Sure, Amazon dropped nearly $50 million at Sundance, and Netflix spent another $25 million in the days and weeks that followed, but these sales only affected a handful of films. In Filmmaker Magazine’s piece, Digital Haves and Have-Nots: Disappearing SVOD Deals and Independent Film, Anthony Kaufman talked to industry vets on the pros and cons of the streaming giants role in independent film. Spoiler alert, there are more cons.

The MPAA released its 2018 annual report and according to the report, which tracks global theatrical and nontheatrical entertainment, nontheatrical revenues increased by 16 percent over 2017, to reach $55.7 billion.

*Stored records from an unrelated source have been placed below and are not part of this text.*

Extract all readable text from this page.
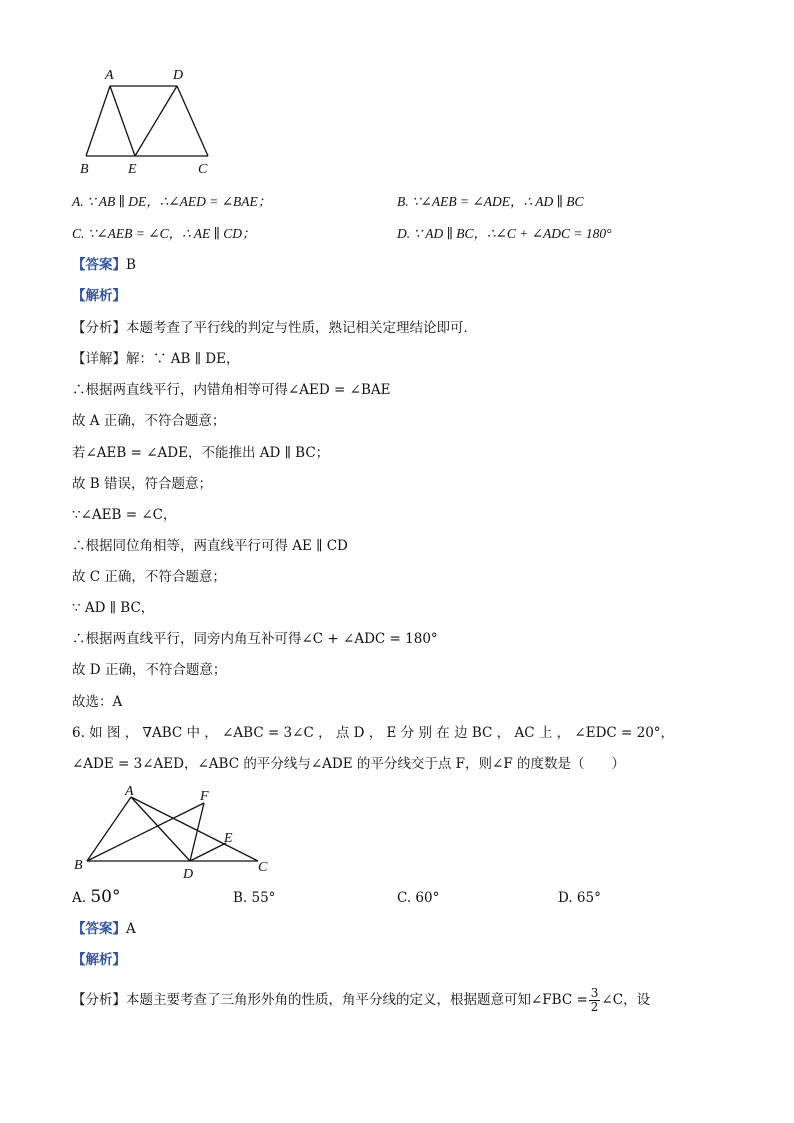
A	D
B	E	C
A	F
E
B
D	C
A. ∵ AB ∥ DE，∴∠AED = ∠BAE；	B. ∵∠AEB = ∠ADE，∴ AD ∥ BC
C. ∵∠AEB = ∠C，∴ AE ∥ CD；	D. ∵ AD ∥ BC，∴∠C + ∠ADC = 180°
【答案】B
【解析】
【分析】本题考查了平行线的判定与性质，熟记相关定理结论即可．
【详解】解：∵ AB ∥ DE，
∴根据两直线平行，内错角相等可得∠AED = ∠BAE
故 A 正确，不符合题意；
若∠AEB = ∠ADE，不能推出 AD ∥ BC；
故 B 错误，符合题意；
∵∠AEB = ∠C，
∴根据同位角相等，两直线平行可得 AE ∥ CD
故 C 正确，不符合题意；
∵ AD ∥ BC，
∴根据两直线平行，同旁内角互补可得∠C + ∠ADC = 180°
故 D 正确，不符合题意；
故选：A
6. 如 图 ， ∇ABC 中 ， ∠ABC = 3∠C ， 点 D ， E 分 别 在 边 BC ， AC 上 ， ∠EDC = 20°，
∠ADE = 3∠AED，∠ABC 的平分线与∠ADE 的平分线交于点 F，则∠F 的度数是（　　）
A. 50°	B. 55°	C. 60°	D. 65°
【答案】A
【解析】
【分析】本题主要考查了三角形外角的性质，角平分线的定义，根据题意可知∠FBC = $\frac{3}{2}$ ∠C，设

However, global box office was essentially flat: It increased by just 1.2 percent to $41.1 billion.

And this news is no surprise to arthouse theaters around the country who are confronted with aging audiences, competition from streaming services, and theater chains boasting recliner seats and other amenities, as Indie Movie Theaters’ Battle to Survive.

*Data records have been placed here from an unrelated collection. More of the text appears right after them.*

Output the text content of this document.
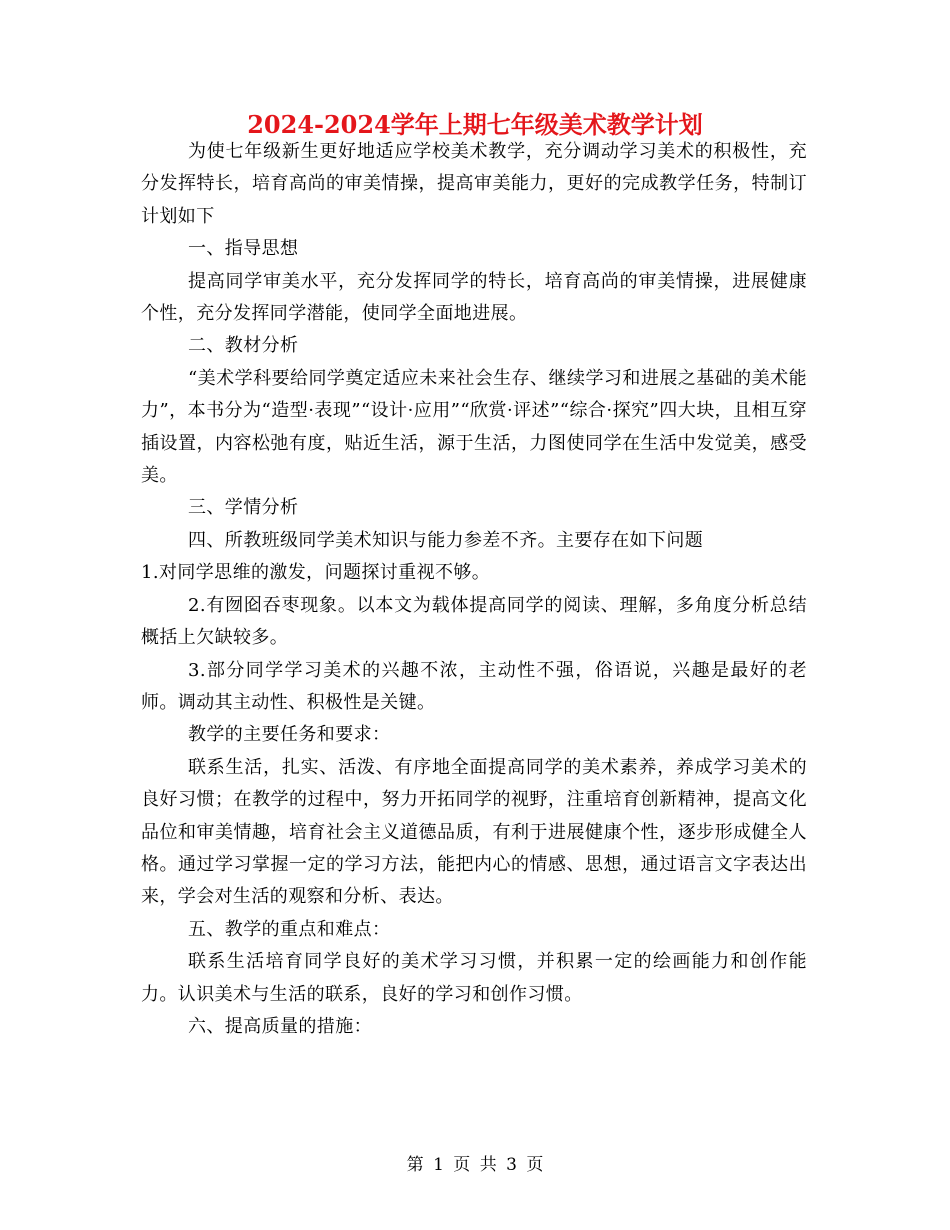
2024-2024学年上期七年级美术教学计划

为使七年级新生更好地适应学校美术教学，充分调动学习美术的积极性，充分发挥特长，培育高尚的审美情操，提高审美能力，更好的完成教学任务，特制订计划如下

一、指导思想

提高同学审美水平，充分发挥同学的特长，培育高尚的审美情操，进展健康个性，充分发挥同学潜能，使同学全面地进展。

二、教材分析

“美术学科要给同学奠定适应未来社会生存、继续学习和进展之基础的美术能力”，本书分为“造型·表现”“设计·应用”“欣赏·评述”“综合·探究”四大块，且相互穿插设置，内容松弛有度，贴近生活，源于生活，力图使同学在生活中发觉美，感受美。

三、学情分析

四、所教班级同学美术知识与能力参差不齐。主要存在如下问题

1.对同学思维的激发，问题探讨重视不够。

2.有囫囵吞枣现象。以本文为载体提高同学的阅读、理解，多角度分析总结概括上欠缺较多。

3.部分同学学习美术的兴趣不浓，主动性不强，俗语说，兴趣是最好的老师。调动其主动性、积极性是关键。

教学的主要任务和要求：

联系生活，扎实、活泼、有序地全面提高同学的美术素养，养成学习美术的良好习惯；在教学的过程中，努力开拓同学的视野，注重培育创新精神，提高文化品位和审美情趣，培育社会主义道德品质，有利于进展健康个性，逐步形成健全人格。通过学习掌握一定的学习方法，能把内心的情感、思想，通过语言文字表达出来，学会对生活的观察和分析、表达。

五、教学的重点和难点：

联系生活培育同学良好的美术学习习惯，并积累一定的绘画能力和创作能力。认识美术与生活的联系，良好的学习和创作习惯。

六、提高质量的措施：

第 1 页 共 3 页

And as excited as we all were to see Jordan Peele’s Us knock it out of the park at the box office, it is only the eighth original movie to top the box office in the past two years.

But is the problem that there aren’t enough original movies being made or Can There Really Be Too Many Movies? In The Streaming Era, Maybe. Boxofficemojo tracked 873 films last year, up 18 percent from 740 the year before, and the MPAA numbers have tended to run higher. The MPAA 2017 report found 777 domestic theatrical releases. If its new tally is also up 18 percent, the grand total will be something like 917. Of those, fewer than 100 will have taken in more than $25 million at the domestic box-office. The rest will live mainly on digital services, including streamers like Netflix, Hulu and Amazon. Well over half will have had less than $200,000 in ticket sales, meaning they went to digital aggregators without ever making a noticeable impression on the public.

Am I bringing you down? Of course I am. I’m doing it on purpose. Too many of us dream of making our independent film, premiering it at Sundance and being bought by a big Netflix deal, but that isn’t the way to create a sustainable ecosystem for independent film.

In Saving the Indie Film “Middle Class” Brian Newman doesn’t blame the squeeze on Netflix. He says, “While it’s easy to get cynical, I don’t blame this on Netflix (or Amazon, or Hulu, or distributors) at all. Netflix has been a boon for many shows, films and creators – especially when it comes to diversity – but it’s not a public service. This is a market problem, and while usually these represent opportunities for competitors to exploit, that won’t be the case here – long story short, the market is never going to find a solution that solves the problems of indie films getting to an audience.

It’s up to us as filmmakers to find a path for our film.

At the Seed&Spark ATL Creative Sustainability Summit, Emily Best, Seed&Spark’s founder and CEO said, “If you want to build a sustainable film business, every move you make must be in the best interest of the peak of your career, not just the one project. But it’s not just about you. More than anything, your sustainability depends on the strength of the authentic connection between you and your audience. Answering questions about your audience informs the market value of your project which sets your project budget and determines optimal distribution pathways.”

If you’re looking to me for the answers, sorry I don’t have them. I am in the same place you are, working to tell original stories, independent in spirit, that don’t fall into the blackhole of content. But I want to plant these ideas in your head, all this data, so that you can start planning a pathway to distribution before making your film. A path that is actually realistic and not a Golden Ticket.

Meanwhile, the Writers Guild just voted overwhelmingly for a Code of Conduct limiting talent agency practices. The WGA said today that 95.3% of members who participated in the vote, or 7,882 individuals, said they are in favor of the new code, with just 4.7%, or 392 people, voting against it. So maybe the squeeze just eased up a little?